Defensively, Utah left a little bit to be desired. Behind the skills and muscle of its big men and rangy swingman Gordon Hayward, the Jazz blocked a lot of shots, 5.83 per game, fourth in the NBA. But going up against teams that had more actual length, the Jazz had nearly as many of their own shots sent back, an average of 5.68 blocks by their opponents. Behind Millsap’s career-high average of 1.8 steals per game, the Jazz were able to do well in that department with 8.26 steals per game. But the team allowed its opponents to shoot nearly as well from the floor as they did, with an opponent average of 45.3 percent, and the Jazz also gave up a higher percentage of 3-point shots than they hit, 34 percent to 32.3 percent.

While there are those who would vigorously contend this point, I maintain that Utah’s lack of a true center was one of the reasons it didn’t fare better this season. The 6-10 Jefferson was clearly the best and most consistent player the Jazz had this year, averaging 19.2 points, 9.6 rebounds and 1.7 blocks per game, and with his advanced post moves, deft shooting touch out to 18 feet and rebounding skills, he was often center enough despite giving up an inch or two. But also quite telling were his struggles against the L.A. Lakers, with two 7-footers on their front line in Andrew Bynum and Pau Gasol, the Portland Trail Blazers, first with Marcus Camby and then Joel Przybilla, and the Indiana Pacers and their big center Roy Hibbert. In three games against the Lakers, Jefferson shot 30 percent from the floor; against the Blazers, he shot 33 percent over three games. In Utah’s game against the Pacers, Jefferson was 35.3 percent from the floor.

Alongside the 6-8 Millsap in the starting lineup, the Jazz often found themselves giving up length. They made up for it with heart, hustle and a good deal of muscle, especially with Favors (also 6-10, but with an enormous wingspan, and I’ll grant that he may not be finished growing) and the 6-11 (in sneakers, 6-8 3/4 without shoes) rookie Kanter (who could also add an inch or two as he ages). But this season, there were times it just wasn’t enough, particularly in the playoff series against the Spurs. While pundits touted Utah’s size advantage, I maintain it was a myth. With 6-11 Tim Duncan (who used to be announced as a 7-footer when he played for Wake Forest, I swear), 6-7 muscle chunk DaJuan Blair, 6-11 (maybe 7 feet, depending on who’s doing the measuring) Tiago Splitter, and even 6-10 Matt Bonner, San Antonio didn’t have any problems complementing Tony Parker’s penetrating drives with some punch in the post and their own presence on defense and the boards.

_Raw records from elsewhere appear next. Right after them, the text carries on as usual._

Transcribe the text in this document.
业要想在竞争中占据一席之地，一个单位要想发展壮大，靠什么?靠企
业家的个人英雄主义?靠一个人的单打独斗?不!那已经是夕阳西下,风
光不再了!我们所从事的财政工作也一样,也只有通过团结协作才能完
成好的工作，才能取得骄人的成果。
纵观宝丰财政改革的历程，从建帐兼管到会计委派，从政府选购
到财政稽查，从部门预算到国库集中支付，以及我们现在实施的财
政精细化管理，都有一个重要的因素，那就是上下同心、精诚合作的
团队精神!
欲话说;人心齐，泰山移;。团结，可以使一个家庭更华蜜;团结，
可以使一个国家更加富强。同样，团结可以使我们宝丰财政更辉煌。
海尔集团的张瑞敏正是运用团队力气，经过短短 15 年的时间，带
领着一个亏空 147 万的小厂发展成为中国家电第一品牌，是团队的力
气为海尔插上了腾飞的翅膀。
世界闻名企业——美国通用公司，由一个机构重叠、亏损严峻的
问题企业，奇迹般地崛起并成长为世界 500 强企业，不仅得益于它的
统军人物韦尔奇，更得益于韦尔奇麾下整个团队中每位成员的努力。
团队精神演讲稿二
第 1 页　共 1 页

Inconsistency at the point was also a weakness for the Jazz. Harris started the season poorly, improved greatly in February, dropped off a bit in March, then he picked up just in time with a stellar April that saw him come up with some big game-winning shots in Utah’s stretch run to the postseason. But it’s clear they needed more from their starting point guard than what they got, and that will be something for Harris to think about this summer.

Still, the future looks bright for this franchise. Young players Favors, Kanter, Hayward and Burks should just continue to improve, and Utah may be able to make a key addition or two in free agency. Despite not having a first round pick in this summer’s NBA draft, the Jazz will have their second-round pick, No. 47 overall, to pick up a sleeper or use on an overseas prospect, and I’m holding out hope that 7-2 center Ante Tomic decides to come over to Utah with his current contract with Spanish power Real Madrid set to expire.

These are all developments to keep track of this summer, because for a true hoop addict, there is no offseason.